Bridget’s ample and well-muscled form took another step closer to Caroline. “There’s none of his books in here, that I’ll vouch for.” She glanced around. “And if there were, Patience would’ve found them when she cleaned.”
Why on earth was she feeling so unnerved by this woman’s proximity? Caroline chided herself for being a coward and forcefully straightened her spine, drawing herself up as tall as she could, a good five inches above the short and squat Bridget. “I am inclined to agree with you, Bridget, but it was worth my while taking a look.” She narrowed her eyes. “After all, you never know what I might find.”
Bridget bustled across the room toward her own bedroom door, where she paused to hurl a parting shot. “Master Yves were down in the kitchens begging food again. Mrs. Treloar said as how he wasn’t allowed to. I daresay she’ll have something to say to you for letting him do that.”
“He was hungry. He overslept this morning and had no breakfast.”
Bridget scowled over her shoulder, defensive. “Then he needs to get up a bit earlier. It’s not my fault if he can’t get out of bed in the mornings.”
Accusing Bridget of administering something to make him sleep at nights lurked on the tip of Caroline’s tongue, but she hesitated. Best not to reveal her hand too soon. Best to find out who exactly had decreed Yves should take this medicine which she felt sure accounted for his sleepy demeanor this morning. Surely no doctor had prescribed it, no matter what Patience had said.
Leaving Bridget in the nursery, Caroline returned to the schoolroom to find Patience had delivered her and Yves’s meager midday meal and a pot of tea. At least with Yves down in the kitchens being fed, she could eat it all herself. She was almost as starving as he must have been, and she wasn’t a growing boy.
However, she had other things on her mind now, nagging her and refusing to go away. She sat down at her desk but didn’t touch the food. Who could she ask about the medicine she’d found? Who would know? And who if they knew would dare to divulge to her what they knew? No one here at Roskilly, that was certain, not if they valued their jobs. Perhaps a trip into Penzance was called for. She absentmindedly picked at her food, wondering how Mrs. Teague could have produced this. Surely it was yesterday’s leftovers.
Seized with determination, she rang the bell and, after a few minutes, Patience returned. She executed a respectful curtsey.

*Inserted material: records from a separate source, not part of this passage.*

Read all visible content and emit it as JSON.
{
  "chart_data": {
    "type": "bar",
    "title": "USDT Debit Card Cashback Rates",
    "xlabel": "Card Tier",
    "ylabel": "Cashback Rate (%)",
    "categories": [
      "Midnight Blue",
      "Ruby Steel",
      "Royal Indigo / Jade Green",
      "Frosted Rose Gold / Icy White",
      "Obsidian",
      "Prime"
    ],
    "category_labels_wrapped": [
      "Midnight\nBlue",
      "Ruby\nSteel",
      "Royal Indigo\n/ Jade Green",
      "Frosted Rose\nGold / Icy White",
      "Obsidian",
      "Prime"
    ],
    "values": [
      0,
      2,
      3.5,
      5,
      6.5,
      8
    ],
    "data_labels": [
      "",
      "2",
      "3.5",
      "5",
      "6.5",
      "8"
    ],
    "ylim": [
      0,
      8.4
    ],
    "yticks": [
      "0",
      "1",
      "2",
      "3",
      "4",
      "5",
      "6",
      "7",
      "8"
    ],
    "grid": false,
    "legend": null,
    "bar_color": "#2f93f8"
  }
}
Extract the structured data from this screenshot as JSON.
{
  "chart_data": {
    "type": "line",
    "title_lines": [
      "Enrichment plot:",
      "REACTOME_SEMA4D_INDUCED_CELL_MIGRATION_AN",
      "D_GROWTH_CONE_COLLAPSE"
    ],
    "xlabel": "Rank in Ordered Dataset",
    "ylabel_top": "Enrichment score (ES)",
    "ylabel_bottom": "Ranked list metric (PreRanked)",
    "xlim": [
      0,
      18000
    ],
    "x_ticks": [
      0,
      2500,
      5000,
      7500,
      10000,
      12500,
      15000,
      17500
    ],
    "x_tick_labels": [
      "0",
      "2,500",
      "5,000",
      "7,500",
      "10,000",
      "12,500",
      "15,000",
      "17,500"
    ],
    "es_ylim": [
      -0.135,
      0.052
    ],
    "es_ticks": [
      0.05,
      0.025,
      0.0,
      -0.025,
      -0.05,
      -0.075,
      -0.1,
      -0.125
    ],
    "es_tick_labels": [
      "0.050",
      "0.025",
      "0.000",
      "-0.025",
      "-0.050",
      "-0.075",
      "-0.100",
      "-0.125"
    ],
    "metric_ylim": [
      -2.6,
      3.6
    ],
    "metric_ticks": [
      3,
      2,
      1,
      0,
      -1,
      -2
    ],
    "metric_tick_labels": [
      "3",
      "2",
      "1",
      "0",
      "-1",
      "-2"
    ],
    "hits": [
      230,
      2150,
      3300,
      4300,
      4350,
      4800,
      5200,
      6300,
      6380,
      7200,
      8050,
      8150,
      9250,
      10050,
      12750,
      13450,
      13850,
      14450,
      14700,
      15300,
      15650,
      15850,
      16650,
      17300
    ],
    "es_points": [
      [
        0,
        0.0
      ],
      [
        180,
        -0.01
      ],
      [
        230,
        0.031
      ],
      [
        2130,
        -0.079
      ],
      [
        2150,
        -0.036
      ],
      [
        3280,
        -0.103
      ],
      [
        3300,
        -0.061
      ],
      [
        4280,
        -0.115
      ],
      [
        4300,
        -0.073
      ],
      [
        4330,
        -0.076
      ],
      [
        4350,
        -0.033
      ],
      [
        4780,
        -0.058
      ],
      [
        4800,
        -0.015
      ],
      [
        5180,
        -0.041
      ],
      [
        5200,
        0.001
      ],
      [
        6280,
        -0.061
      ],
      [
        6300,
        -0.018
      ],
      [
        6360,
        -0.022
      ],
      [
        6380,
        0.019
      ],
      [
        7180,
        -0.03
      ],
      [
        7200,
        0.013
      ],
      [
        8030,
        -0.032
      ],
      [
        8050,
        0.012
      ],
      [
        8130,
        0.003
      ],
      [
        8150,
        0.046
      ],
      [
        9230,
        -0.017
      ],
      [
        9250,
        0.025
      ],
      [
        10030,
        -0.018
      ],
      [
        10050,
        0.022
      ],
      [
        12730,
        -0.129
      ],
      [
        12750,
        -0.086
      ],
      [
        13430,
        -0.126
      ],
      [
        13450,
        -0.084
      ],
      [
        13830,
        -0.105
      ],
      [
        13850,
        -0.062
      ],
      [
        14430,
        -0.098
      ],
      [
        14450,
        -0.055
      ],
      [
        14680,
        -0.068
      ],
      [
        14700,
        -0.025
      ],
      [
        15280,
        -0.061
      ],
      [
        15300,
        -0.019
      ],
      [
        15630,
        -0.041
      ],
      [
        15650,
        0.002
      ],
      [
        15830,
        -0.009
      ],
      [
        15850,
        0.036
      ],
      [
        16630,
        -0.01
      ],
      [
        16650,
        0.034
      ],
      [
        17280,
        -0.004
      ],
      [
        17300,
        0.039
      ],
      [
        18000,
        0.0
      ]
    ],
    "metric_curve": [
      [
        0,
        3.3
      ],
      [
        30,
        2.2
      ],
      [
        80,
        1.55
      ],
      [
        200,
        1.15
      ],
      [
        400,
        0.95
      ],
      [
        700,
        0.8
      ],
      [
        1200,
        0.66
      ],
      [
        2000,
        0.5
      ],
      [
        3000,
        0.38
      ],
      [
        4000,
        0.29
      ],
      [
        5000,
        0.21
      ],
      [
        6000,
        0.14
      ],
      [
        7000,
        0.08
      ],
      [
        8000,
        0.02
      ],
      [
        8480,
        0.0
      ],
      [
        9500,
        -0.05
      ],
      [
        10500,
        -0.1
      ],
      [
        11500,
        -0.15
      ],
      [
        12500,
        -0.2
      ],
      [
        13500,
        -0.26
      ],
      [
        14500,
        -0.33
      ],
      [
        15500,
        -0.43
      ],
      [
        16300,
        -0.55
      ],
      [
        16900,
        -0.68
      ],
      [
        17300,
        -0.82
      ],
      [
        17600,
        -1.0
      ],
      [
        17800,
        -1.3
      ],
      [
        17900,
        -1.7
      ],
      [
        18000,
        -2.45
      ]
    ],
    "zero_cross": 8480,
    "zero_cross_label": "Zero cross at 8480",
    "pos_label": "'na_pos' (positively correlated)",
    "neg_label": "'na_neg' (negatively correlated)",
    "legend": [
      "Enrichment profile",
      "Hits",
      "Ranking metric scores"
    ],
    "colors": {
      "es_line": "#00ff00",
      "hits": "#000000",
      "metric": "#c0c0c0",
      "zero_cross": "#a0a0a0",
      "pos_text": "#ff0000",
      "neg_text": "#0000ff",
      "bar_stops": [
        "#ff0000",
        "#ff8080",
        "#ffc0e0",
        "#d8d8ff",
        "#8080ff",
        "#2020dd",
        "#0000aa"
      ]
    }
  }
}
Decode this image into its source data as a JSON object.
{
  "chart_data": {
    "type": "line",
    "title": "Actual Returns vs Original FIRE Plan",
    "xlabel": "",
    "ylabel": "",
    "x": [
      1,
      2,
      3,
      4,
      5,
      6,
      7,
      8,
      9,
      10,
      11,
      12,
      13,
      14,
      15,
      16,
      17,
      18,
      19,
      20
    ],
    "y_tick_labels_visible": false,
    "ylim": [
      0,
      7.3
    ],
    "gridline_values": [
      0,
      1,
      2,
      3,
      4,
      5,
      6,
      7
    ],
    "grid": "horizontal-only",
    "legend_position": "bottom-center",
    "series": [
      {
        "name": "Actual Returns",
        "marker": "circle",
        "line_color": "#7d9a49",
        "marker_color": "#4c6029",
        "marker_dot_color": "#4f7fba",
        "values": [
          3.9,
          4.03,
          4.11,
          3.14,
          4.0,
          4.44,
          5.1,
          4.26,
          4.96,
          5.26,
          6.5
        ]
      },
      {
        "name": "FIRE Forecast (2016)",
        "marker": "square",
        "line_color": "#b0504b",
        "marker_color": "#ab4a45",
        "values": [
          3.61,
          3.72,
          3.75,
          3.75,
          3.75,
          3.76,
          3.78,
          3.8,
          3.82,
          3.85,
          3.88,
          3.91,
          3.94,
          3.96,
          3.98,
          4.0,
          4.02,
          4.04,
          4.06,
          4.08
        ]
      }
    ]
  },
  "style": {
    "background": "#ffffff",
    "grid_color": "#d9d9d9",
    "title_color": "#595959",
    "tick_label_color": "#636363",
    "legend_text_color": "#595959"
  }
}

Caroline smiled at her. “I’ve finished eating now, thank you. But I also wanted to ask you something, Patience. Tell me, is there a pony cart I might use to make a visit to Penzance? I’d like to visit a haberdasher’s or dressmaker’s to buy myself some ribbons and suchlike to decorate my gown for the ball I’m to accompany Miss Henrietta to.”
Patience gathered up the tray. “There is that, Miss. Shall I get Young Pascoe to harness up the pony for you?”
Caroline set her empty teacup on the tray. “Yes, that would be very kind of you, Patience. I shall be taking Master Yves in with me, I think. It’s not raining today and the fresh air will do him good.”